The updated profiles will sport a larger profile picture, new formatting for the contacts and interests displays, and streamlined fonts.
These changes mark a big step for LinkedIn, as the site is only 10 years old and has operated on much the same design since its creation.
LinkedIn’s CEO Jeff Weiner explained that the redesigned elements of the website will help users update their profile information, and make searching on the service easier.
It may seem surprising that LinkedIn should be so concerned with encouraging more frequent use of its site, as the company has surpassed its initial earnings forecasts, and reportedly expects to see $915 to $925 million in revenue by the end of this year.
Those numbers suggest LinkedIn is a popular and widely-used service – but of course, as it is with all social networking sites, the only way to go is up.

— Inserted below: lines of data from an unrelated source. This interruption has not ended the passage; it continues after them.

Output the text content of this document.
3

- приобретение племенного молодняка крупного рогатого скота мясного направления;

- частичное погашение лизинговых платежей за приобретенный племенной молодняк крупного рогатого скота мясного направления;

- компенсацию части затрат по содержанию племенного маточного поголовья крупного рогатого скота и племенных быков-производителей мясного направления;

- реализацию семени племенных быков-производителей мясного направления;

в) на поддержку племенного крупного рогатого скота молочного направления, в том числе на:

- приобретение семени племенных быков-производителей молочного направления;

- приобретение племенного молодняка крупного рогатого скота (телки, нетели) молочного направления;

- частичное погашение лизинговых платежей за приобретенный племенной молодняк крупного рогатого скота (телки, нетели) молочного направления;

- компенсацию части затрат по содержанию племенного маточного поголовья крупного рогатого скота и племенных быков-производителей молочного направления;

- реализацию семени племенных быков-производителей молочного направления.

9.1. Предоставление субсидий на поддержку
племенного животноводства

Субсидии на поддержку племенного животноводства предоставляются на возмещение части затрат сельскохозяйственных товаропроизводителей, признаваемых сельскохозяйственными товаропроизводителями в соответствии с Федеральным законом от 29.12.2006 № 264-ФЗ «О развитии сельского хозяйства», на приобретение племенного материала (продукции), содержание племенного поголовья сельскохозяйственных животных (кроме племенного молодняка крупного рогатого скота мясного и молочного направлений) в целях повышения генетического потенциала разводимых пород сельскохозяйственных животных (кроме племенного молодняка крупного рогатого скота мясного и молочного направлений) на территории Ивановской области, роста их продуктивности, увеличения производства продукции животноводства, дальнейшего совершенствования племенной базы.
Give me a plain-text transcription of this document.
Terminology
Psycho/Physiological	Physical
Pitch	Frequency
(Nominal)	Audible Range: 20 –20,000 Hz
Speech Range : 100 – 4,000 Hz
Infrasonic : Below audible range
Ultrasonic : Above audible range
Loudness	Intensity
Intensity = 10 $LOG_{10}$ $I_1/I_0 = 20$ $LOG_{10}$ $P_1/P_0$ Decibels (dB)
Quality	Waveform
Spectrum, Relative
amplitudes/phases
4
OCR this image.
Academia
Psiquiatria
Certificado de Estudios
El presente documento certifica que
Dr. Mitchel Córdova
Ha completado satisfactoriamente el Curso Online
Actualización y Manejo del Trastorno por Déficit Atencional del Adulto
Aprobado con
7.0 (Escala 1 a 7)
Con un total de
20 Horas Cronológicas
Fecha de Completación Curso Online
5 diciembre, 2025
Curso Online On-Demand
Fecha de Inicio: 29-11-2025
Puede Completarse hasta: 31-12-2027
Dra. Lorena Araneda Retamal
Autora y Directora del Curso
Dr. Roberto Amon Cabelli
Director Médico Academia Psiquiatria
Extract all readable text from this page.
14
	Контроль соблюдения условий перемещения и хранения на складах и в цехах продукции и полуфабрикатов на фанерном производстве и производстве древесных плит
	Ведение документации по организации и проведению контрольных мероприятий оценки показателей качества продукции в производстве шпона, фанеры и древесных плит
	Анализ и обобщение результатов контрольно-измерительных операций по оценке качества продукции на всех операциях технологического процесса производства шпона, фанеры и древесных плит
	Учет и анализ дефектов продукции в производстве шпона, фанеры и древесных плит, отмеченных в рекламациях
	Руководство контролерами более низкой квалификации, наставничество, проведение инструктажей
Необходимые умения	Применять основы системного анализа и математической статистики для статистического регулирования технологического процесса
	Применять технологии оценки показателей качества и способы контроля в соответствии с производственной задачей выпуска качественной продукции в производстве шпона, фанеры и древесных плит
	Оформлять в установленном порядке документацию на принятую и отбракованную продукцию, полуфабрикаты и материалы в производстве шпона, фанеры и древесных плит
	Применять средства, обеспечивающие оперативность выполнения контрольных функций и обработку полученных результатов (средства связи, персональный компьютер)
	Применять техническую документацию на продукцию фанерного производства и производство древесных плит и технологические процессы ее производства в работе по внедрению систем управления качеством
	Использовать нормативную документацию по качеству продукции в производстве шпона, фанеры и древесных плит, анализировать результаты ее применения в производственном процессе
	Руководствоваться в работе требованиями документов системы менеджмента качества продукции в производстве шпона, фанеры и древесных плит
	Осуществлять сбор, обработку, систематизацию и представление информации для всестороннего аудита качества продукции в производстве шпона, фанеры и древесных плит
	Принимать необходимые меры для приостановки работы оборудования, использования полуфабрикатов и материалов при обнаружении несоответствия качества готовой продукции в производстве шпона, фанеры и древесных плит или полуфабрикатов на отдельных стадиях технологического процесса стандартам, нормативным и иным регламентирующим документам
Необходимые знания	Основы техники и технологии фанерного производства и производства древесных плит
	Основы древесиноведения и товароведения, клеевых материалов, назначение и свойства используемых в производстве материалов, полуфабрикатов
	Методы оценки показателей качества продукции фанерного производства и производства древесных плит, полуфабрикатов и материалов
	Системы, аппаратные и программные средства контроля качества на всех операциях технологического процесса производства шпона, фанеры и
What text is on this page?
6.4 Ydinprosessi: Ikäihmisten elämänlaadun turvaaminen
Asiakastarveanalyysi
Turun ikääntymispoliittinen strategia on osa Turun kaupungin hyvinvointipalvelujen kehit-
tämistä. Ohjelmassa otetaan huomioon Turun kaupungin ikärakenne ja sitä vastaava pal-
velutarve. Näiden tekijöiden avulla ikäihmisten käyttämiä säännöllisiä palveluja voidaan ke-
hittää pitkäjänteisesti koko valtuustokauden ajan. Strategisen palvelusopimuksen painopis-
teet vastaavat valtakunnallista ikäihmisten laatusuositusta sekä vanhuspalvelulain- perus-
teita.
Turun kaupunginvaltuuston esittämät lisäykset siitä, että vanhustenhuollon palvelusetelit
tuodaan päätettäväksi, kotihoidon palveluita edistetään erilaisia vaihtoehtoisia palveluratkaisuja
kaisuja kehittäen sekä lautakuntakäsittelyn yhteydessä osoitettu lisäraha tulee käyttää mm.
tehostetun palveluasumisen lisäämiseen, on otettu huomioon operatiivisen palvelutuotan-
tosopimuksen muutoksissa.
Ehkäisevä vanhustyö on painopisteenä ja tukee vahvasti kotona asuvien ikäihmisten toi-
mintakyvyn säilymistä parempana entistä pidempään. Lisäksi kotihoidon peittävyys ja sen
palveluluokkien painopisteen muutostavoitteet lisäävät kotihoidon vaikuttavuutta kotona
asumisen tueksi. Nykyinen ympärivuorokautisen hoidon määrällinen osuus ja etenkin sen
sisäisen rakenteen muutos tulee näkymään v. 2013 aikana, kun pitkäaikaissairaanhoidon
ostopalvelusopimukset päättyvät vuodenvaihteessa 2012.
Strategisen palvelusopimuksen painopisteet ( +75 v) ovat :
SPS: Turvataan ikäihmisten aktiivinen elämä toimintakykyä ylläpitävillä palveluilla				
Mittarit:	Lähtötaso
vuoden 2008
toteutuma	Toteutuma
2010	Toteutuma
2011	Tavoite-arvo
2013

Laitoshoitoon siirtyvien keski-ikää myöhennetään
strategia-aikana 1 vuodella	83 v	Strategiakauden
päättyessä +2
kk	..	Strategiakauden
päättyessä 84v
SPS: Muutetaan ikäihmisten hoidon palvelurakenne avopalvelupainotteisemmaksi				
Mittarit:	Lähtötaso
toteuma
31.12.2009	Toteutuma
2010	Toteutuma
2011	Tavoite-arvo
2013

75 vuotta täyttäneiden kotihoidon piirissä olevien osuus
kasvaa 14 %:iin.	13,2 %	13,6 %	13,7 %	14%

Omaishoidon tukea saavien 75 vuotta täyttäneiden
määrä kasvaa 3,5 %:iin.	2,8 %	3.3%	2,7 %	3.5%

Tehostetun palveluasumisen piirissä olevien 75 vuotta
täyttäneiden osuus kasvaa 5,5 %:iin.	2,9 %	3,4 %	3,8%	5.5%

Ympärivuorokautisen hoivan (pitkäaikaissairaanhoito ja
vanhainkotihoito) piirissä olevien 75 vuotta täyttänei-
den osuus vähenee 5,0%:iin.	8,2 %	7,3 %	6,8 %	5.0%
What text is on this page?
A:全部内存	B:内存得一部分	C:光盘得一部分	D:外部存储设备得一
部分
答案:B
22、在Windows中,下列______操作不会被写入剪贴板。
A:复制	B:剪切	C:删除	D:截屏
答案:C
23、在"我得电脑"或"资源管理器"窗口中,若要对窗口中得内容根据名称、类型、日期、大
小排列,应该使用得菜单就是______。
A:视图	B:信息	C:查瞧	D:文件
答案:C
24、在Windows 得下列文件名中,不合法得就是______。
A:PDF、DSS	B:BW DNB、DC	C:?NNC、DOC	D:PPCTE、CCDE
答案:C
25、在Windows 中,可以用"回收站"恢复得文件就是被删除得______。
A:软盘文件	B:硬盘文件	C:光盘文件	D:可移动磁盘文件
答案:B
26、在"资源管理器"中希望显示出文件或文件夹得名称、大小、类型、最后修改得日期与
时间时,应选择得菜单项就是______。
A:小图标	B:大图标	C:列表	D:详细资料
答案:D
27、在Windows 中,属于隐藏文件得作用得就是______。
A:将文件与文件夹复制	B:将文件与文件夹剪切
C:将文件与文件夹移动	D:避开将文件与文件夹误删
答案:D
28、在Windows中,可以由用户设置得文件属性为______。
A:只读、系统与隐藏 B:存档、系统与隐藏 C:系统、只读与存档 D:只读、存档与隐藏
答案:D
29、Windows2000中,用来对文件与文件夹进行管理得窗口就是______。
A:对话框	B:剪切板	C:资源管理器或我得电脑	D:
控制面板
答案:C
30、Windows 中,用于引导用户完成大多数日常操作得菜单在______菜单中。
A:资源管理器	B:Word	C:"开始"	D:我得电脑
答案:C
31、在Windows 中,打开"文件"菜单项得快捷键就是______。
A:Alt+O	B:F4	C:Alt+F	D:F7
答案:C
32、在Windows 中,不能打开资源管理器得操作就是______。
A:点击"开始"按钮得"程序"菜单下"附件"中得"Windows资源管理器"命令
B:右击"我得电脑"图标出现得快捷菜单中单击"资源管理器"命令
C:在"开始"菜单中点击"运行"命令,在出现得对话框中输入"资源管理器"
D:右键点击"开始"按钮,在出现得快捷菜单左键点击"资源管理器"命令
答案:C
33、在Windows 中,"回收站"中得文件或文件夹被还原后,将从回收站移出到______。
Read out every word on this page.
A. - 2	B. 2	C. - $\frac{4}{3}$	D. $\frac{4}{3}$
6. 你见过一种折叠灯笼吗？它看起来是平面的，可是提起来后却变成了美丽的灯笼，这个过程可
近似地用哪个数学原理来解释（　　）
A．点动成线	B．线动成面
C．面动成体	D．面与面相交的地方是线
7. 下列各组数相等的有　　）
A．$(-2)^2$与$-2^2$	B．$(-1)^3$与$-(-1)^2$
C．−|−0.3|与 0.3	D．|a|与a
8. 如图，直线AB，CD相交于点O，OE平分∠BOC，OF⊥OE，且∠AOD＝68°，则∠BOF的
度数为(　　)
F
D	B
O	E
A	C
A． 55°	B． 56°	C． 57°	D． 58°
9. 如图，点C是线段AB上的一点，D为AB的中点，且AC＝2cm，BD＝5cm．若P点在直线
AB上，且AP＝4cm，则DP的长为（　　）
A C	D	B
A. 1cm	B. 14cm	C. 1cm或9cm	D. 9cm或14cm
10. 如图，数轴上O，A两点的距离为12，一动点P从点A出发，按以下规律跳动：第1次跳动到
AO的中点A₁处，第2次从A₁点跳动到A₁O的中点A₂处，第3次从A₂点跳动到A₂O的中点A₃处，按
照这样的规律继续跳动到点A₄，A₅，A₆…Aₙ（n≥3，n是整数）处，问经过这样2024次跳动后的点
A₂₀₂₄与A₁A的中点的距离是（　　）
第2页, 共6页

With that in mind, LinkedIn has repeatedly worked to make innovative changes to its service in recent months, some of which include the introduction of a paid program to identify sales leads, personalized news updates, and the ability to follow posts from professional bigwigs, a lá Twitter (News - Alert).
The company has also shifted its attention to the obvious next frontier for such services: the mobile world. LinkedIn’s mobile product manager Joff Redfern cited comments from various users stating their preference for smartphone apps when using networking sites, and the company responded immediately.
Now, more than 23 percent of LinkedIn’s 175 million members are accessing the site on smartphones or tablets – a whopping 10-percent increase from just last year.
The trend makes perfect sense, as business-savvy users find it easier to search for jobs while on the go or at work.
Another common concern was sending the wrong message to the user’s current bosses; checking LinkedIn from your desk computer everyday for new job opportunities is most likely frowned upon by the majority of companies.